It is the smallest yet the most difficult word to say to someone. Specially then the other person sets some expectations from you.
that's the word I am talking about.
I have always stuggled with saying a flat "NO" to someone when some asks/expects me to do something.And more often than not, I land myself in situations where I have to go beyond my capacity to fulfill that "Yes" that I forced on myself.
I remember, when I was ready to leave after my final year in degree, one of my very close friends wrote this for me in my diary
"Do you need to change? Thoda thoda Yes and thoda thoda No: No because you already so good and Yes - because it a jungle out there. It has been quite a smooth ride till now. Do you think it is going to remain like that in the industry also? No. And that is what you also need to learn to say"
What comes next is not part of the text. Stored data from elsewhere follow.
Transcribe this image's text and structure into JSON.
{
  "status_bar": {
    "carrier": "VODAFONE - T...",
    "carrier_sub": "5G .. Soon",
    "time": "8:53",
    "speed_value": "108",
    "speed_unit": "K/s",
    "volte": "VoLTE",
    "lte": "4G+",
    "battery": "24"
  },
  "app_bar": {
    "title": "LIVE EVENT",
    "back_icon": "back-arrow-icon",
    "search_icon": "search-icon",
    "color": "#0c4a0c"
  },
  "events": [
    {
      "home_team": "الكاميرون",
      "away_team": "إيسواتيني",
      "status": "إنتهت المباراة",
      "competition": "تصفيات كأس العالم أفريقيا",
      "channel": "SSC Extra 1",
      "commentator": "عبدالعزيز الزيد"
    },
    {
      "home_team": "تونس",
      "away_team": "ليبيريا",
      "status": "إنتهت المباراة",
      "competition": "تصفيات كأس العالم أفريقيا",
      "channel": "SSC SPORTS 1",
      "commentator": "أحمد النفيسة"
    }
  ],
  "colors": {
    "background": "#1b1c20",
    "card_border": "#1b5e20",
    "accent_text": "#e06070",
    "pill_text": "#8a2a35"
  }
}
My hesitation to say No has caught up with me several times in my personal life as well as professional life. Whenever I find myself stuck in sticky situation brought upon myself by not saying a NO to other person, I always remembered these lines and tried to remind myself that I do need to change.
The kind of work environment and responsibilities I am in now, demand this skill from me more than ever.
And over the years, I have learned to say this word. Having a 4yr old at home has definitely helped me practise it all the more.
Here are some of the rules I follow (and interestingly, I have seen these rules applied in both my personal life as well as professional life)
a) Say it and mean it, really. Look at the person straight in the eye when you refuse for something. Trying to look other ways just gives an impression to the other person that you are not serious or just making excuses.
b) Offer alternatives and be willing to come to a mid point compromise which would be acceptable to both , so that the other person feels that you do care.
c) And the most important, despite having a difference of priorities and opinions, be humble. It shows, in your tone, your body language and your expressions.
So, how to do do it when you have to say NO to someone? Does it come to you naturally or you also struggle with it, like me?